DETAILED DESCRIPTION OF THE PREFERRED EMBODIMENT
[0022] The preferred embodiments of the present invention will now
be described in detail while referring to the accompanying
drawings. It should be noted, however, that the present invention
is not limited to these embodiments, and that many other
embodiments can be used to carry out the invention. It should also
be noted that throughout the embodiments the same reference
numerals are used to denote corresponding or identical
components.
[0023] In the following embodiments, mainly a method or a system
will be explained. As will be apparent to one having ordinary skill
in the art, however, the present invention can also be provided as
a computer-usable program. The present invention can be provided
using hardware, software or a combination of them, and for this
purpose, a program can be recorded on an arbitrary
computer-readable storage medium, such as a hard disk, a CD-ROM, an
optical storage device or a magnetic storage device.
[0024] FIG. 1 is a diagram showing an example system configuration
using a method according to the invention for the allocation of
service requests. The system for the present invention comprises: a
client computer 10, a network 20, a DNS server 30, an allocation
server 40, including a table 60, and a plurality of process servers
50a to 50n.
[0025] The client computer 10 is a well known terminal that can be
connected to the Internet, and that can appropriately be
implemented by one having ordinary skill in the art. Further, a
connection between the client 10 and the network 20 can be
established via an ISP (Internet Service provider), by using a
dial-up connection technique. The connection of a client 10 to an
ISP is not limited to a dial-up connection, and an always-on
connection using a dedicated line, an ADSL (Asymmetric Digital
Subscriber Line) or a CATV (Cable Television) connection, can be
used.
[0026] The network 20 is a communication channel for connecting the
allocation server 40 and the process servers 50a to 50n, and can be
provided, for example, as the Internet. As is well known, the
network 20, which is the Internet, uses TCP/IP (Transmission
Control Protocol/Internet Protocol) to connect systems. For the
network 20, global IP addresses or local IP addresses, is used to
specify systems that are to be interconnected.

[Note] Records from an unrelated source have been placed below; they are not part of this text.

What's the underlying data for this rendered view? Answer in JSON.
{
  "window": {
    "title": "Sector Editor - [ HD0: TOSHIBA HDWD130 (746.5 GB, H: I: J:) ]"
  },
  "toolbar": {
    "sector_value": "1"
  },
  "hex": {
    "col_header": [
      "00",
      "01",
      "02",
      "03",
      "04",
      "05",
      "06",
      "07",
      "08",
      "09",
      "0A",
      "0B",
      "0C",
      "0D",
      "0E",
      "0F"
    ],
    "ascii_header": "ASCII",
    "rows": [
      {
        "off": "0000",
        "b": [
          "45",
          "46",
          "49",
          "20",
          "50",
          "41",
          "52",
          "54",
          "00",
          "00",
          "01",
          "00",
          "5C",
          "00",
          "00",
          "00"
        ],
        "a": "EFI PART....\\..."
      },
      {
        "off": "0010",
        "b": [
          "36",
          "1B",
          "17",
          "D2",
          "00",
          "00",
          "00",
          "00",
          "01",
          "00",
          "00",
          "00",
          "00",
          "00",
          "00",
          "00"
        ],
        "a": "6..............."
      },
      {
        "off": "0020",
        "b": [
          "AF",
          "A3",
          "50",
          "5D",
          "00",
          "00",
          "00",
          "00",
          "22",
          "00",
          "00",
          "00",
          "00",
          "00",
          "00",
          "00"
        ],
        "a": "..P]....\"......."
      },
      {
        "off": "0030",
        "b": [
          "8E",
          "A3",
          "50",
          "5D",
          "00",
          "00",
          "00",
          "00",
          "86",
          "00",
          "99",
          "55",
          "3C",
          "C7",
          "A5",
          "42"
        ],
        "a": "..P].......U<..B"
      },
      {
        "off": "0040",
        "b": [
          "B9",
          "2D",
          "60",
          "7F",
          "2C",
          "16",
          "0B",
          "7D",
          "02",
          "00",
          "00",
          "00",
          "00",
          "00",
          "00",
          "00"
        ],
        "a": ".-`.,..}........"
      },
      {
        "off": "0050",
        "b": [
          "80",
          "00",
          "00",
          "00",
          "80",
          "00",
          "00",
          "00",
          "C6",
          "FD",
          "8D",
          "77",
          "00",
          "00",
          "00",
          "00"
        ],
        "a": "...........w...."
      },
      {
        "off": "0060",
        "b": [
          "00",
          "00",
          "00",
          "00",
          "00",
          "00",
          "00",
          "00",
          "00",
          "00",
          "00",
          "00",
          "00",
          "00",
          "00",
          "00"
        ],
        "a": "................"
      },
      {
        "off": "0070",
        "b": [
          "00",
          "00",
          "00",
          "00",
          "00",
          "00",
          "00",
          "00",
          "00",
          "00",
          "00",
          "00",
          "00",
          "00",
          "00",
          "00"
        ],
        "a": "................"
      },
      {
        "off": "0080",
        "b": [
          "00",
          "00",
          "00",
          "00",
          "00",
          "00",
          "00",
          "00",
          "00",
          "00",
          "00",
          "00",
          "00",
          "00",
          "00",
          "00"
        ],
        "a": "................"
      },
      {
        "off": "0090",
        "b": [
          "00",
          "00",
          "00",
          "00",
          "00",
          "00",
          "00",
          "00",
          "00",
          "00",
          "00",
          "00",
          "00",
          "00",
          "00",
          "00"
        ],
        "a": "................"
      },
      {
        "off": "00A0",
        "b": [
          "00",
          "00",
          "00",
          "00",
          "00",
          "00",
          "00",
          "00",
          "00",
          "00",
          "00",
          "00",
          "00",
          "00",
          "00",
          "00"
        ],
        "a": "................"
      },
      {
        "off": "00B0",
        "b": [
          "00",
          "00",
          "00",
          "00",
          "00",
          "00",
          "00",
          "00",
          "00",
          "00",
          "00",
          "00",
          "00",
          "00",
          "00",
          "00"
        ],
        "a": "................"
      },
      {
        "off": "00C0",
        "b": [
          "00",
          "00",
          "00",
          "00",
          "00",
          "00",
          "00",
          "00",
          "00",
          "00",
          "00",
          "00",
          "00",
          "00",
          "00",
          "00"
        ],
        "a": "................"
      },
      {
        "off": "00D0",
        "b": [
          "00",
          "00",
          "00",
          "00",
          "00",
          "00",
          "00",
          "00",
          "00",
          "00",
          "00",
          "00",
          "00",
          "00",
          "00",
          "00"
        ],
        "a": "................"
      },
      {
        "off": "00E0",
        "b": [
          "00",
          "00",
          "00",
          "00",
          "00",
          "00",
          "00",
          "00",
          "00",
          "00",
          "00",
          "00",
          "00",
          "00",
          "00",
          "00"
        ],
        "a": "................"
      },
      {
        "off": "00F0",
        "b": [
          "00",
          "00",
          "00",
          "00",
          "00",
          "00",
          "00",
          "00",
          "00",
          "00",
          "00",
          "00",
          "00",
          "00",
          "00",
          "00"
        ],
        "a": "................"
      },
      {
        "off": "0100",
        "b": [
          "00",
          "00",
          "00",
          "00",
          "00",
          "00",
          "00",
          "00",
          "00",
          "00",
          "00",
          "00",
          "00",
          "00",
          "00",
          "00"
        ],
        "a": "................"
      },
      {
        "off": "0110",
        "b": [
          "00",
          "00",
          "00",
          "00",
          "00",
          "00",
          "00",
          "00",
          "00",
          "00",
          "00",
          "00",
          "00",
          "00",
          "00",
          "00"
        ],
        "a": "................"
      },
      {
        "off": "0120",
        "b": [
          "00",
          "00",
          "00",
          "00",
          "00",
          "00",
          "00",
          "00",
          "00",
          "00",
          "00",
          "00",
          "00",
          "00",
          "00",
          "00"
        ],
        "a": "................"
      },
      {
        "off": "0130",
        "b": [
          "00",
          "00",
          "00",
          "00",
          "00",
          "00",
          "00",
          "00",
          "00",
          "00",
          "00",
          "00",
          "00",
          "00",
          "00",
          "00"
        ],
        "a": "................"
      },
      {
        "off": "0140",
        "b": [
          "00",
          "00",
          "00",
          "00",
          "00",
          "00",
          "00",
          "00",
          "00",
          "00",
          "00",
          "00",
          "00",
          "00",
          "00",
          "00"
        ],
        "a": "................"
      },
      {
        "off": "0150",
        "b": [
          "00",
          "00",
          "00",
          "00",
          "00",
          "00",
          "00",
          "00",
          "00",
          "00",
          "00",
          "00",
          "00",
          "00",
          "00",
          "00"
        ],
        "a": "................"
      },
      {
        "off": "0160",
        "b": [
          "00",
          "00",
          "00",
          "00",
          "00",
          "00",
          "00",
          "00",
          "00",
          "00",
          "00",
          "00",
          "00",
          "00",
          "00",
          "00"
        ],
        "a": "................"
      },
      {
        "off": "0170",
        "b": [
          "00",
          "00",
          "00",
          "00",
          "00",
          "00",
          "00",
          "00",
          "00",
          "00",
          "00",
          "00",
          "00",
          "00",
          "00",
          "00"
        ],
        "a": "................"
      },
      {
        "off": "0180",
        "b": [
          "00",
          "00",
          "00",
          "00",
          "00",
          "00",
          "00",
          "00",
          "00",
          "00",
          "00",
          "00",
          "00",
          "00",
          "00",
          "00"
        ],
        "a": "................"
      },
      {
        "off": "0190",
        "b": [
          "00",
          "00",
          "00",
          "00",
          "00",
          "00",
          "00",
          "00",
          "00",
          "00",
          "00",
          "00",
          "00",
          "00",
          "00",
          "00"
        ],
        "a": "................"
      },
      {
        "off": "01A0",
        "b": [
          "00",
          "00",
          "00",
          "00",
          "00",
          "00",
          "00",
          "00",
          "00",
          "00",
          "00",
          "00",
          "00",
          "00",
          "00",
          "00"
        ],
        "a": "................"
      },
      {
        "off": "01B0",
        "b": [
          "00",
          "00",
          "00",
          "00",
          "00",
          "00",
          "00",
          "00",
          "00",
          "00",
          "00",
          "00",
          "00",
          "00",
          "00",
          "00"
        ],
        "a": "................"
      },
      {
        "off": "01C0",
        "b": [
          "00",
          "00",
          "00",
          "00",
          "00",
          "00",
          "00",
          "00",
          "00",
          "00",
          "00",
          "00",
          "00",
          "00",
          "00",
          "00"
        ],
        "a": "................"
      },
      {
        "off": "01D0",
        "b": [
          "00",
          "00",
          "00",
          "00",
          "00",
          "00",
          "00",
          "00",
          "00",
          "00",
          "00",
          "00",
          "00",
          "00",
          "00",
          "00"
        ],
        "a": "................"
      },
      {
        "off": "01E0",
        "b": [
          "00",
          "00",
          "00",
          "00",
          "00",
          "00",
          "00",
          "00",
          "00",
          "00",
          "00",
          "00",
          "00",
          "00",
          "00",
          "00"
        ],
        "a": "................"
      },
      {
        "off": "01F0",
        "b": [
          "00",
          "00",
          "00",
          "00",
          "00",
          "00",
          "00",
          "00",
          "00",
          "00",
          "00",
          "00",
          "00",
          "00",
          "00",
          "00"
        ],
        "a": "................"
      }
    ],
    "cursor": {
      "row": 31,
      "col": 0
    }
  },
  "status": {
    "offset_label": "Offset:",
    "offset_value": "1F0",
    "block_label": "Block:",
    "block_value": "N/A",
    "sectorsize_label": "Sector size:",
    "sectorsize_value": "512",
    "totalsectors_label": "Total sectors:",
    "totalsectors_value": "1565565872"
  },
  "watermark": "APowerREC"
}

[0027] The DNS server 30 generally provides a service for
identifying an IP address based on a host name. In the embodiments,
when the client 10 transmits a service request to the allocation
server 40, or when one of the process servers 50a to 50n actually
provides a service for the client 10, the DNS server 30 provides as
a service the identification of an IP address based on the host
name.
[0028] The allocation server 40 holds the table 60 in which
information concerning the process servers 50a to 50n is entered.
In response to receiving a service request from the client 10, the
allocation server 40 refers to the table 60 to select the process
server 50a to 50n that will actually provide the requested service,
and transmits selection information for the selected process server
to the client. In the embodiments, it should be noted that the host
name of the allocation server 40 is "www.ibm.com", and that, as is
shown in FIG. 3, a list of the host names of the process servers
50a to 50n, which will be described later, is entered in the table
60.
[0029] The process servers 50a to 50n are those for actually
handling a service request transmitted by the client computer 10.
Specifically, in the embodiments, a service request from the client
computer 10 is transmitted to the allocation server 40 by using the
DNS server 30 via the network 20. In response to receiving the
service request, the allocation server 40 selects from among the
process servers 50a to 50n the server that will actually handle the
service request. The allocation server 40 then transmits to the
client computer 10 selection information relevant to the process
server that is selected, so that an association between the client
computer 10 and the process server is established for the
processing of the service request. Thereafter, the client computer
10 communicates with the selected process server 50, and receives
the results obtained for the service request. For the embodiments
of the invention, assume that the host names of the process servers
50a to 50n are "www-1.ibm.com", "www-2.ibm.com", . . . and
"www-n.ibm.com".
[0030] For the client computer 10, the DNS server 30, the
allocation server 40 and the process servers 50a to 50n, an example
hardware configuration is a computer system that includes ordinary
hardware entities, such as a central processing unit (CPU), a main
memory (RAM), a nonvolatile memory (ROM), a co-processor, a cache
memory, an input/output controller (I/O), an external memory, such
as a hard disk drive, and communication means for connecting to a
network such as the Internet. The computer systems that may be used
include a variety of types, such as personal computers,
workstations and mainframe computers, and compact computers such as
PDAs (Personal Data Assistants).
[0031] It is preferable that the client computer 10, the DNS server
30, the allocation server 40 and the process servers 50a to 50n
include software, such as an operating system and middleware, for
utilizing the above described hardware entities.
[0032] A first embodiment of the present invention will now be
described. FIG. 2 is a flowchart showing the processing according
to the first embodiment for allocating service requests.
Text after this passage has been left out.